Research on photosynthesis processes was also key to the development of a new algorithm that will help improve prediction around the the function of ecosystems in the future as regions experience climate change. It has long been known that plants can adapt to variations in temperature, either permanently through genetic evolution or through short-term, reversible temperature responses. However, this ability to adapt in these two ways has proved difficult to conceptualise in an algorithm that could be used in climate model applications.  A new multi-institutional collaboration involving CLEX researchers has been able to show how to include current knowledge in a suitable algorithm. This research will help agricultural and ecosystem researchers understand future vegetation changes with global warming and has the potential to be included in climate models in the form of a vegetation feedback.
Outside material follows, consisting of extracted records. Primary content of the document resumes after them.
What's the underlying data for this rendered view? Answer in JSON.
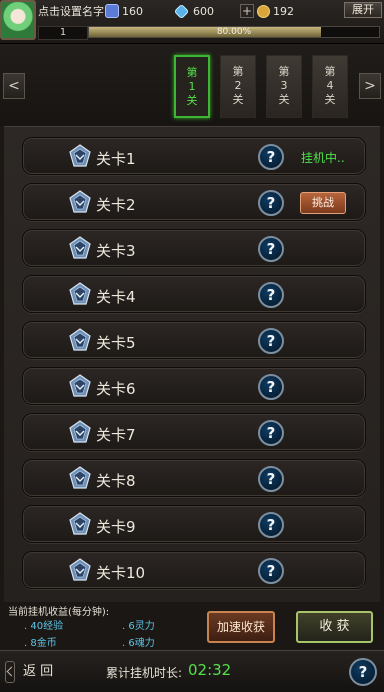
{
  "header": {
    "player_name": "点击设置名字",
    "level": "1",
    "exp_percent_text": "80.00%",
    "exp_fraction": 0.8,
    "resources": {
      "vip_value": "160",
      "diamond_value": "600",
      "gold_value": "192"
    },
    "plus_label": "+",
    "expand_label": "展开"
  },
  "chapters": {
    "tabs": [
      {
        "label": [
          "第",
          "1",
          "关"
        ],
        "active": true
      },
      {
        "label": [
          "第",
          "2",
          "关"
        ],
        "active": false
      },
      {
        "label": [
          "第",
          "3",
          "关"
        ],
        "active": false
      },
      {
        "label": [
          "第",
          "4",
          "关"
        ],
        "active": false
      }
    ],
    "prev_arrow": "<",
    "next_arrow": ">"
  },
  "stages": [
    {
      "label": "关卡1",
      "help": "?",
      "status": "挂机中.."
    },
    {
      "label": "关卡2",
      "help": "?",
      "action": "挑战"
    },
    {
      "label": "关卡3",
      "help": "?"
    },
    {
      "label": "关卡4",
      "help": "?"
    },
    {
      "label": "关卡5",
      "help": "?"
    },
    {
      "label": "关卡6",
      "help": "?"
    },
    {
      "label": "关卡7",
      "help": "?"
    },
    {
      "label": "关卡8",
      "help": "?"
    },
    {
      "label": "关卡9",
      "help": "?"
    },
    {
      "label": "关卡10",
      "help": "?"
    }
  ],
  "income": {
    "title": "当前挂机收益(每分钟):",
    "exp": ". 40经验",
    "gold": ". 8金币",
    "spirit": ". 6灵力",
    "soul": ". 6魂力"
  },
  "buttons": {
    "speed_up": "加速收获",
    "collect": "收 获"
  },
  "footer": {
    "back_label": "返 回",
    "total_time_label": "累计挂机时长:",
    "total_time_value": "02:32",
    "help": "?"
  },
  "colors": {
    "active_green": "#3db633",
    "status_green": "#4ee04a",
    "accent_blue": "#5fc5e6"
  }
}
Vegetation responses to a changing climate were also the key to a paper that found droughts may not increase as a result of climate change. This finding resulted from researchers investigating an apparent climate model contradiction. This contradiction sees climate change projections of the 21st Century that showed increasing droughts (calculated using off-line climate impact models) with more run-off and a general greening of the landscape. This work, published in Nature Climate Change, showed that the off-line climate impact models had not factored in how vegetation growth and water use responds to increasing atmospheric CO2. Once taken into account, researchers found that climate impact models project a warmer future with more vegetation but little change in droughts in line with some current climate model projections. However, as we have noted in previous work, current climate models do not simulate drought processes well, so whether droughts increase or decrease with increasing atmospheric CO2 remains an open question.
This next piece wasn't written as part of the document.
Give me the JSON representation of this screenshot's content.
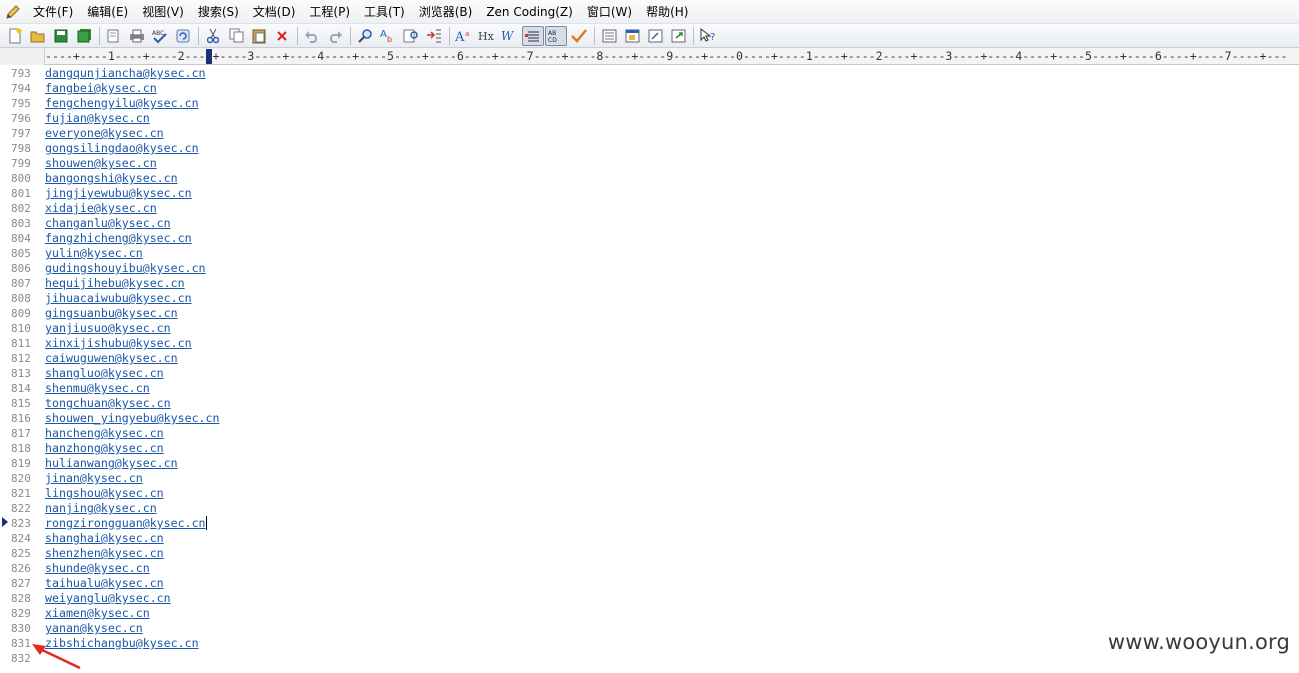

In another paper looking at fundamental processes, CLEX drought researchers worked with colleagues in the rainfall program and examined the long asked question of whether rainfall followed wet soils. The researchers found that the amount of moisture already present in the soil could alter precipitation both in the north and south of Australia. Intriguingly, while in the north wetter soils produced more rainfall, the opposite occurred in the south. These results further demonstrate the complexity of coupling between the land surface and the atmosphere and adds to the difficulty in providing accurate regional projections of future climate change over Australia.

We also continued our work on developing new observation-based gridded databases that can be used for model evaluation and development. At the land surface, energy and water are coupled via evaporation and this is central to linking rainfall and runoff with radiation, humidity and temperature. To that end, CLEX drought RP researchers have produced a dataset that increases the accuracy of global river flows by developing a re-analysis type product based on assimilating available hydrologic and meteorological data. We expect to make increasing use of this important baseline data in coming years.

Finally, the Drought team has also tested and improved a dataset for land degradation over Australia and found that the new dataset reduced the uncertainties for Australia. A previous version of the dataset had caused significant errors in trends over some of Australia’s dryland regions because of problems in calibrating the satellite images. These problems have now been corrected after the researchers identified and accounted for the data artefact that caused the errors in the updated dataset. It is recommended that this new version be applied globally. Further details can be found in the associated paper, here.